The mainline ferry Kennicott pulls out of Whittier as fishermen watch. Ed Schoenfeld photo.

Alaska’s ferry advisory panel wants a few changes in Southeast’s transportation system.

The Marine Transportation Advisory Board met in Juneau Friday (Oct. 14,) to weigh in on the Southeast Alaska Transportation Plan. That document is being reworked, and options include dropping mainline vessels, ending cross-gulf and Bellingham service, and building more roads.

Panel members liked plans to continue developing a new line of short-distance ships. Robert Venables of Haines is the advisory board’s president.

“There seems to be good support for two Alaska Class vessels, with a third maybe on the far horizon, with one in upper Lynn Canal and one down in the Gateway concept, between Ketchikan and Prince Rupert,” Venables said.

New ships in northern and southern Southeast could leave other communities with less service.

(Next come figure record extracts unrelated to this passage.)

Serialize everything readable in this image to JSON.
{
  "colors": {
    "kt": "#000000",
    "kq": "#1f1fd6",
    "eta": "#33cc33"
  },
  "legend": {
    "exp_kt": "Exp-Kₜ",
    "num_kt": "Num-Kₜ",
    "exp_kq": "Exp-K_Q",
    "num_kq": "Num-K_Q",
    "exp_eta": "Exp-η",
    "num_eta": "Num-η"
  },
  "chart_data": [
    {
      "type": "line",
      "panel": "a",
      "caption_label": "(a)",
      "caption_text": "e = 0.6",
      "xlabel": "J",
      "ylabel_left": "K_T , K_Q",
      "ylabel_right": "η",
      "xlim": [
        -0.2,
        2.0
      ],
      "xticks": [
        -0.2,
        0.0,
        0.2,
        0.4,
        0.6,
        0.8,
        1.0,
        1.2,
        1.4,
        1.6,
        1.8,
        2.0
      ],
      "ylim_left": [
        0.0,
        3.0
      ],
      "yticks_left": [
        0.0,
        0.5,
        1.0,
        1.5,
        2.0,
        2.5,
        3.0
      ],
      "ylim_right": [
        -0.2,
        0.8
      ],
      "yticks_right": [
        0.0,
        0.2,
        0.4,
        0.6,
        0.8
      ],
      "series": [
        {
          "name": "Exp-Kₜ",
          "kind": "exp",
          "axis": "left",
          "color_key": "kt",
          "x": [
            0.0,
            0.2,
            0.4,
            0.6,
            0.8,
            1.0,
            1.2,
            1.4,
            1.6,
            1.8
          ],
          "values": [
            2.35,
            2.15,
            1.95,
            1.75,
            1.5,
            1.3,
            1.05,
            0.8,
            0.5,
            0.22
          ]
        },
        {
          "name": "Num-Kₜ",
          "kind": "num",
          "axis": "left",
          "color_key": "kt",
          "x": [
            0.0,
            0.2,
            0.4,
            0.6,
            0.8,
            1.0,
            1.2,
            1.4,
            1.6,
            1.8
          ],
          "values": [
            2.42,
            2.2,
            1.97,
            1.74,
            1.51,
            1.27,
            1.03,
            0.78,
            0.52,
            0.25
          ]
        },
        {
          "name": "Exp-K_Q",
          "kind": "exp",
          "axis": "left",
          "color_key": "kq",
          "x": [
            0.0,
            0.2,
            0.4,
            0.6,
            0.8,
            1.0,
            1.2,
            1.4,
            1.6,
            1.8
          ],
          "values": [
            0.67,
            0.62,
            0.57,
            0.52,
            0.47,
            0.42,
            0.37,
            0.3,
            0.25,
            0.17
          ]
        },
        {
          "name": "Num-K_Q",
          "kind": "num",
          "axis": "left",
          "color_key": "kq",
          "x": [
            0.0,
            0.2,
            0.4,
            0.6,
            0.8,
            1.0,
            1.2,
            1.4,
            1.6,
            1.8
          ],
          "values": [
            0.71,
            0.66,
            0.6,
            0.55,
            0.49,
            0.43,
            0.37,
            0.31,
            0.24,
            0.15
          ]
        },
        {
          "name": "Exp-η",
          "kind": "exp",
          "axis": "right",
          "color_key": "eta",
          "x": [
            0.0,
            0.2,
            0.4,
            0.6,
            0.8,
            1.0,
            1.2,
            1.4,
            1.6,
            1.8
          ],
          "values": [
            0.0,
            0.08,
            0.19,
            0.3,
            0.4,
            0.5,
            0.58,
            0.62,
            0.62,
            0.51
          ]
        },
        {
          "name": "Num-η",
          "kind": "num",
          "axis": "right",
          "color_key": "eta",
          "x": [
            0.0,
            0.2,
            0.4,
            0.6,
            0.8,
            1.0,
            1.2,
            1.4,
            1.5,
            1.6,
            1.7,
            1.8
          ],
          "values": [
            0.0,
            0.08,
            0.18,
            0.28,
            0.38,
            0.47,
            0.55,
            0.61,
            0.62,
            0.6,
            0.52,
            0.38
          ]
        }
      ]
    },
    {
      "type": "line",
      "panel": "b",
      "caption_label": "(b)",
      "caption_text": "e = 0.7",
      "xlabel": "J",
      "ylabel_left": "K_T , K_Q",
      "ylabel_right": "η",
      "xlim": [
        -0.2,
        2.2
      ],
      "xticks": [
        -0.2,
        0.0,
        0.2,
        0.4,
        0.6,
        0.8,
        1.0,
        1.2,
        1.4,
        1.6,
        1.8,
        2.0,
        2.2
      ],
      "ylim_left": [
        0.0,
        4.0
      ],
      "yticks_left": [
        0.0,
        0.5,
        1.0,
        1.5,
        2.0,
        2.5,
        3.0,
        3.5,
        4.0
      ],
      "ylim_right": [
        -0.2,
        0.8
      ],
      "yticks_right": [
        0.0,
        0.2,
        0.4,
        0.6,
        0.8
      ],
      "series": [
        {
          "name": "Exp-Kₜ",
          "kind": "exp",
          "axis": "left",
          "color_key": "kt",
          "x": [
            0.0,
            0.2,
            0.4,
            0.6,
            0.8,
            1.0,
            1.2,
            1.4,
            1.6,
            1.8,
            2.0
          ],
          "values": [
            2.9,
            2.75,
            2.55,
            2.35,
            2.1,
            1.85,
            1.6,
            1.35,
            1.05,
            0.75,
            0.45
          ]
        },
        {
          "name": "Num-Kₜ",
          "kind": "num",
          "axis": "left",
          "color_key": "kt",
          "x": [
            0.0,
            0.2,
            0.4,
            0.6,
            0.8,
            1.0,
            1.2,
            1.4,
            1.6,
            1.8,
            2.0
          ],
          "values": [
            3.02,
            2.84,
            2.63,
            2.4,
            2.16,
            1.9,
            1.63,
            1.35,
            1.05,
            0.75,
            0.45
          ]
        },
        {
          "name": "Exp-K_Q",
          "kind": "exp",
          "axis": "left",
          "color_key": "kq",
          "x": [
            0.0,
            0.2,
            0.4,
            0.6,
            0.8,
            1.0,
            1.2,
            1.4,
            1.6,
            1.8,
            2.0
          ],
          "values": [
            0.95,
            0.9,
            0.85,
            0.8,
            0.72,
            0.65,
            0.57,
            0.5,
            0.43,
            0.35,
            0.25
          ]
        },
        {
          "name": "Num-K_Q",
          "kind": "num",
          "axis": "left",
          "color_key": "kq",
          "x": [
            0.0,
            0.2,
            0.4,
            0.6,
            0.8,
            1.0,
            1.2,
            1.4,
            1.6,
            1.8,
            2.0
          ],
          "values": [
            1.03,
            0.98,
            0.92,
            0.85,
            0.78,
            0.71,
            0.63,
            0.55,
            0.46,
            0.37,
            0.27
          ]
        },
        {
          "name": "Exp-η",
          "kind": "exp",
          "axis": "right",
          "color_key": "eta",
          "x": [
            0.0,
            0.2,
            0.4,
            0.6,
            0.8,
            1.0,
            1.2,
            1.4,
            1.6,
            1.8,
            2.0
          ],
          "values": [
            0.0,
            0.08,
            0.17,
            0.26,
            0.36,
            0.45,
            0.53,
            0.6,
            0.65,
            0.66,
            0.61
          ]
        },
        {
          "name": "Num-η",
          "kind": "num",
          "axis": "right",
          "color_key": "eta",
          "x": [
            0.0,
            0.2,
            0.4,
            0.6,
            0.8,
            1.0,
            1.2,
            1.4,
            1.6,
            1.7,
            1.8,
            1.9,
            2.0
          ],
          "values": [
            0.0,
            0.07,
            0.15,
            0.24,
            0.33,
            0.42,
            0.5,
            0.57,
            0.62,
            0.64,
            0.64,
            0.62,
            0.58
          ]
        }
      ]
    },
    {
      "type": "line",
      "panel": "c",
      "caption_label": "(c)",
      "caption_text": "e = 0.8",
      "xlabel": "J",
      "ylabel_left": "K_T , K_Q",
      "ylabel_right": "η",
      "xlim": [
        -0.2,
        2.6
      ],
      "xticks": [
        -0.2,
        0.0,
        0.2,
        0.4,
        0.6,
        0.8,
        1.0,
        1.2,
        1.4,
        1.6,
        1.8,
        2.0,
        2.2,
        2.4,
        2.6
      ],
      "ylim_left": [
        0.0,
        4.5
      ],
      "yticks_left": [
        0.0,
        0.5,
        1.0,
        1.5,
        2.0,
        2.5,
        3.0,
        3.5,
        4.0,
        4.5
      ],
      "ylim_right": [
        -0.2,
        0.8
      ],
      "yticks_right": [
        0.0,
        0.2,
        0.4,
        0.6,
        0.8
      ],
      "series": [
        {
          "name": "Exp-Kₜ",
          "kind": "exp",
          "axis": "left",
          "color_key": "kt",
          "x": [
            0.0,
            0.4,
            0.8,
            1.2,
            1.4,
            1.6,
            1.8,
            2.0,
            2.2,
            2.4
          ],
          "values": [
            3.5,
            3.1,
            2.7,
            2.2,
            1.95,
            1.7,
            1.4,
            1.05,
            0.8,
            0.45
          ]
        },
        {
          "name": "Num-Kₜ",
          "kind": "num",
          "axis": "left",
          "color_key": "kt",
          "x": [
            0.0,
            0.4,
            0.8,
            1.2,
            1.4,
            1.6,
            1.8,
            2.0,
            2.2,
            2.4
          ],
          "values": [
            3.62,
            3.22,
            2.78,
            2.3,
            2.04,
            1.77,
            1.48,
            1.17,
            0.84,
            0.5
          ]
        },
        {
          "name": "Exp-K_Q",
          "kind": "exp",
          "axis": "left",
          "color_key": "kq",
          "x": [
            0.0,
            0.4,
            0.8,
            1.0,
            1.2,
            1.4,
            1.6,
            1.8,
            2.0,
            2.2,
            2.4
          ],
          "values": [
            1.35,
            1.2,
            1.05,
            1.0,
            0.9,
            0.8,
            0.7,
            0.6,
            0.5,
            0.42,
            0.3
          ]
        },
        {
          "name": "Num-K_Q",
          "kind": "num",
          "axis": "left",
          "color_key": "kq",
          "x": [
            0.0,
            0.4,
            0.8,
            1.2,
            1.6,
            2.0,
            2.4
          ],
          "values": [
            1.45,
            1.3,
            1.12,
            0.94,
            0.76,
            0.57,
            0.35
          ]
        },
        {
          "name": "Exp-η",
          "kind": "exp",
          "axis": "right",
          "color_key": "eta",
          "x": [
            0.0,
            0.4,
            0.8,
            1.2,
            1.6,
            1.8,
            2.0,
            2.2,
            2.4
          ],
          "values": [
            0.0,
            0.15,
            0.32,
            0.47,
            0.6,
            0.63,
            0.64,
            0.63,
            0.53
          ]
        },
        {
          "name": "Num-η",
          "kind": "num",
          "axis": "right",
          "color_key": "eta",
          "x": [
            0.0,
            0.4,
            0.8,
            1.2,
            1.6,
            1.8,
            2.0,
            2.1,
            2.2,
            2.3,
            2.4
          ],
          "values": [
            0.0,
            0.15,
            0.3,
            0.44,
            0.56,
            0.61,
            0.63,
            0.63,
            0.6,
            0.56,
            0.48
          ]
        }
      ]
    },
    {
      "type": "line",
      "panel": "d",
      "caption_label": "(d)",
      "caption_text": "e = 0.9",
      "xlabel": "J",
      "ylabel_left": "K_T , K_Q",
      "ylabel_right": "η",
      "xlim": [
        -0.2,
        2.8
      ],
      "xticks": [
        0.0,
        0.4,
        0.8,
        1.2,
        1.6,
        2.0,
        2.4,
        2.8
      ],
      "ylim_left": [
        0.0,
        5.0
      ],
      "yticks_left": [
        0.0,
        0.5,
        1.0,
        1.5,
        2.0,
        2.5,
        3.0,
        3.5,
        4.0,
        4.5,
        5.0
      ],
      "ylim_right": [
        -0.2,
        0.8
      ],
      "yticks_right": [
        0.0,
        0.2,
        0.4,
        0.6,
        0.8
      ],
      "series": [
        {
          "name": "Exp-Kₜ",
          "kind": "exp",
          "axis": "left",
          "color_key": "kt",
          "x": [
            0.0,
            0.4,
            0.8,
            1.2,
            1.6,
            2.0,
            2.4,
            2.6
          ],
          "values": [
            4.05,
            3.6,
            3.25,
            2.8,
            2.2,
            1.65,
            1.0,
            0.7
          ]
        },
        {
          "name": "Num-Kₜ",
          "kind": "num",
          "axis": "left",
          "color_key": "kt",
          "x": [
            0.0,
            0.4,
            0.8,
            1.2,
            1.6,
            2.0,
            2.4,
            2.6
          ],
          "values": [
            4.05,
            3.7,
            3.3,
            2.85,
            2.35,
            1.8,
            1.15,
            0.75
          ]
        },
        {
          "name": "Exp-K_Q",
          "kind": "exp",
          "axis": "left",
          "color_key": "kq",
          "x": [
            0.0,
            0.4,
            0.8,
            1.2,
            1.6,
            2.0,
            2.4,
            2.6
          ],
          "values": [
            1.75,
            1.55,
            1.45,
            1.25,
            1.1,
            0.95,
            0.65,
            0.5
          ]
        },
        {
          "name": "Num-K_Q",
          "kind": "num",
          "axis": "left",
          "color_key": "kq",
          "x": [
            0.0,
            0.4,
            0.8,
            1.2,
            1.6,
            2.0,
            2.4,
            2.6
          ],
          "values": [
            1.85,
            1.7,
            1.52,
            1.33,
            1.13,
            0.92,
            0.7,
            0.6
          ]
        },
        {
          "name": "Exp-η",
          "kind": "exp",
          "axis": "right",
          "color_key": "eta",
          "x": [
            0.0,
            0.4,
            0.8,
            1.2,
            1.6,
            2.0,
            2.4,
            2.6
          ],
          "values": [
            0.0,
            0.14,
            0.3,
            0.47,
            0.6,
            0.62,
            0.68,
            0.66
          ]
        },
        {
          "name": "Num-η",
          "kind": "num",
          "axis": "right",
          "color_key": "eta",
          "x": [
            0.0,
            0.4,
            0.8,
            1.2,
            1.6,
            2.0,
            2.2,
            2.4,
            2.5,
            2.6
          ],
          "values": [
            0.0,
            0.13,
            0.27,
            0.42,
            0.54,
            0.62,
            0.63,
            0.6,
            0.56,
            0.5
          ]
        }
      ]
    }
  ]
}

Board member Gerry Hope of Sitka called for continued use of long-distance, mainline vessels.

“There’s the Mal, the Mat, the Taku, as old as they are, and then the Tusty, that is in bad shape. We need to provide that class of ferries an opportunity to be replaced,” Hope said.

Marine Transportation Advisory Board
members backed replacing one mainliner. They also voiced support for continued sailings to Bellingham, Washington, and Southcentral Alaska.

They are also interested in roads that would shorten ferry routes. That includes one from Sitka across Baranof Island. But it does not specify a highway up Lynn Canal.

The advisory board wants to explore plans for a new terminal at the end of an existing road to Berners Bay, north of Juneau. That would shorten travel to Haines and Skagway.

But members worried about how walk-on passengers would get to the site, about 30 miles north of Juneau’s Auke Bay terminal.

City planner Ben Lyman said that would be difficult.

“There’s no way that we can have a fixed-route bus service that goes to the ferry terminal and turns around at every half-hour or every hour when the ferries are coming in at 2 in the morning or 6 in the morning and not when there’s any ferries there,” Lyman said.

The board’s official comments on the transportation plan will come in a letter drawn up based on discussion at the meeting.